Por isso a floresta esta (5) sendo de novo a maior do Rio de Janeiro.

Alem (5) disso (3) as florestas tem (1/5/9) muitos benefícios ambientais como restou a cobertura florestal através de árvores em locais expostos (12) com pouca ou nenhuma vegetação, é fundamental cuidar das mudas, para que se transformem em árvores, abrigam um grande número de espécies animais e vegetais (3) preservando a biodiversidade do planeta.

Outras observações podem ser feitas, dando continuidade à análise:

(13) Há falta de elementos coesivos, no primeiro parágrafo, que poderia ser resolvida com a inclusão da conjunção e e da preposição para. O trecho ficaria assim:

“...fazer um reflorestamento para recuperar o ecossistema local e a sua biodiversidade, para proteger o solo e garantir a estabilidade das encostas.”

(14) Aspecto positivo: Nota-se certo conhecimento e compreensão do assunto tratado: o que é dito sobre “recuperar o ecossistema local e a sua biodiversidade”, “proteger o solo e garantir a estabilidade das encostas” corresponde à realidade e atende ao tema proposto. A despeito da falta de domínio no emprego de conectores, o texto apresenta itens argumentativos relativamente consistentes.

(15) O conector conclusivo “Por isso”, no segundo parágrafo, parece estar-se referindo ao fato de a Floresta da Tijuca ter sido reflorestada, mas não há garantia dessa referência no texto.

(16) “Além disso”, no último parágrafo, também não faz conexão alguma, no texto. Não é possível identificar que proposições estão relacionadas por esse conector.

(17) O terceiro parágrafo é constituído de um único e longo período.
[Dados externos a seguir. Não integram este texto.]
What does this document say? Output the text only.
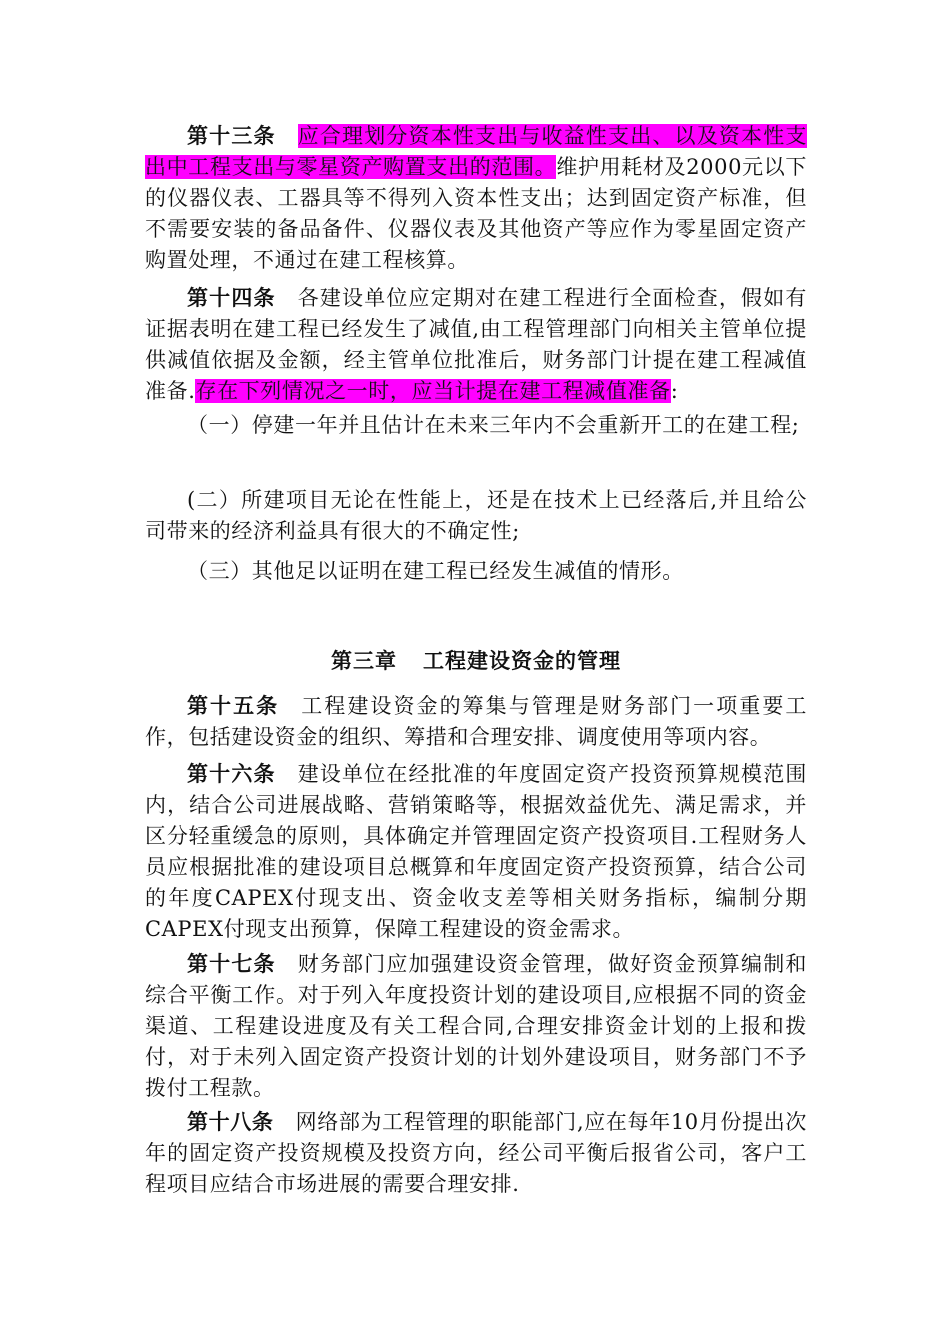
第十三条 应合理划分资本性支出与收益性支出、以及资本性支出中工程支出与零星资产购置支出的范围。维护用耗材及2000元以下的仪器仪表、工器具等不得列入资本性支出；达到固定资产标准，但不需要安装的备品备件、仪器仪表及其他资产等应作为零星固定资产购置处理，不通过在建工程核算。

第十四条 各建设单位应定期对在建工程进行全面检查，假如有证据表明在建工程已经发生了减值,由工程管理部门向相关主管单位提供减值依据及金额，经主管单位批准后，财务部门计提在建工程减值准备.存在下列情况之一时，应当计提在建工程减值准备:

（一）停建一年并且估计在未来三年内不会重新开工的在建工程;

(二）所建项目无论在性能上，还是在技术上已经落后,并且给公司带来的经济利益具有很大的不确定性;

（三）其他足以证明在建工程已经发生减值的情形。

第三章 工程建设资金的管理

第十五条 工程建设资金的筹集与管理是财务部门一项重要工作，包括建设资金的组织、筹措和合理安排、调度使用等项内容。

第十六条 建设单位在经批准的年度固定资产投资预算规模范围内，结合公司进展战略、营销策略等，根据效益优先、满足需求，并区分轻重缓急的原则，具体确定并管理固定资产投资项目.工程财务人员应根据批准的建设项目总概算和年度固定资产投资预算，结合公司的年度CAPEX付现支出、资金收支差等相关财务指标，编制分期CAPEX付现支出预算，保障工程建设的资金需求。

第十七条 财务部门应加强建设资金管理，做好资金预算编制和综合平衡工作。对于列入年度投资计划的建设项目,应根据不同的资金渠道、工程建设进度及有关工程合同,合理安排资金计划的上报和拨付，对于未列入固定资产投资计划的计划外建设项目，财务部门不予拨付工程款。

第十八条 网络部为工程管理的职能部门,应在每年10月份提出次年的固定资产投资规模及投资方向，经公司平衡后报省公司，客户工程项目应结合市场进展的需要合理安排.
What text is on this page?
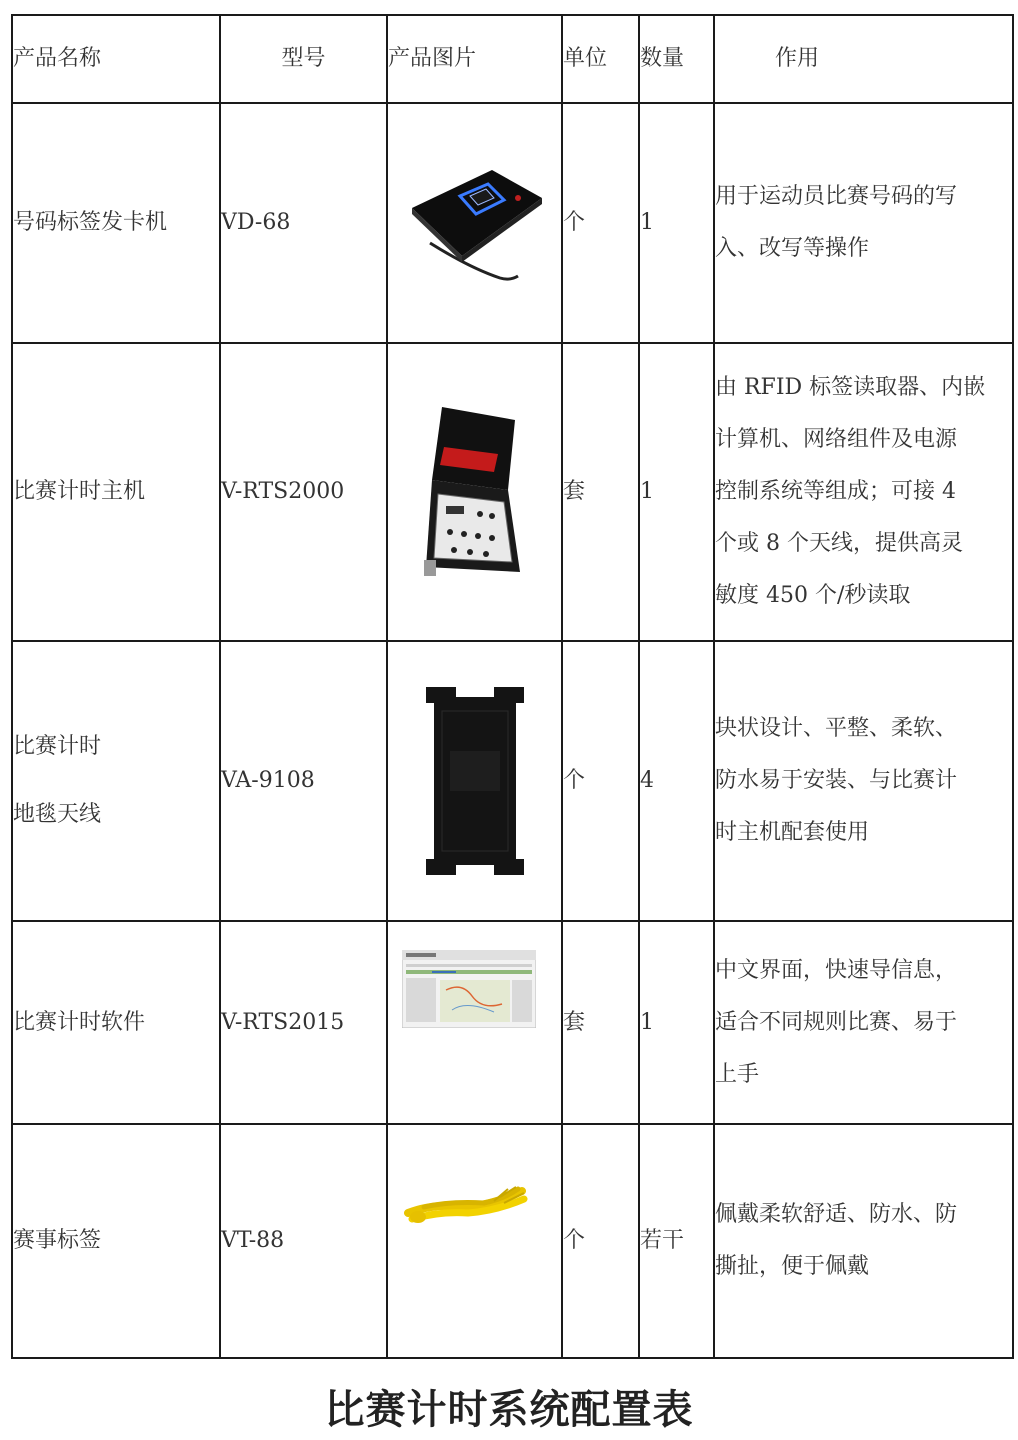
产品名称	型号	产品图片	单位	数量	作用

号码标签发卡机	VD-68		个	1	用于运动员比赛号码的写
入、改写等操作

比赛计时主机	V-RTS2000		套	1	由 RFID 标签读取器、内嵌
计算机、网络组件及电源
控制系统等组成；可接 4
个或 8 个天线，提供高灵
敏度 450 个/秒读取

比赛计时
地毯天线	VA-9108		个	4	块状设计、平整、柔软、
防水易于安装、与比赛计
时主机配套使用

比赛计时软件	V-RTS2015		套	1	中文界面，快速导信息，
适合不同规则比赛、易于
上手

赛事标签	VT-88		个	若干	佩戴柔软舒适、防水、防
撕扯，便于佩戴
比赛计时系统配置表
Nessa parte, o L.Externo é obrigado a alternar os movimentos semasiológico e onomasiológico, num esforço de criar hipóteses e antecipações de sentido, para compensar a insuficiência comunicativa do texto.

(18) Aspecto positivo: Em “abrigam um grande número de espécies animais e vegetais preservando a biodiversidade do planeta” (último parágrafo), destacam-se aspectos realmente relevantes na defesa do reflorestamento, estabelecendo coesão com o primeiro parágrafo e coerência com a tarefa proposta.

(19) Também no último parágrafo, “como” não tem função definida na estrutura sintática: não é causal nem comparativo.Talvez tenha havido uma quebra na seqüência, talvez o E.At. tenha pretendido introduzir uma exemplificação dos benefícios da existência e da preservação das florestas, mas não concluiu a sua idéia.

(20) Ao referir-se às “florestas” e à “biodiversidade do planeta”, no mesmo parágrafo, a autora faz generalizações não autorizadas pela estrutura semântica que vem sendo construída, na qual o referente principal é uma floresta específica: a Floresta da Tijuca.

(21) A falta de vírgula em: “locais expostos com pouca ou nenhuma vegetação”, após “locais expostos”, deixa o sentido do trecho redundante (3º.parágrafo). Também é redundante a expressão “cobertura florestal através de árvores”, no mesmo parágrafo.

(22) O texto, apesar das “deformações”, tentou atender à proposta e cumprir o seu objetivo comunicativo: no último parágrafo, onde dever-se-ia desenvolver a conclusão, trechos como “as florestas têm muitos benefícios ambientais” e “abrigam um grande número de espécies animais e vegetais preservando a biodiversidade do planeta”, mesmo constituindo seqüências mal formadas, indicam que a autora compreendeu a proposta de “produzir um texto em defesa do reflorestamento, associando essa defesa à importância das florestas”. Entretanto, acaba por desviar-se do título – “O reflorestamento da Floresta da Tijuca” – de sua própria escolha, quando muda abruptamente o foco, para falar das florestas em geral.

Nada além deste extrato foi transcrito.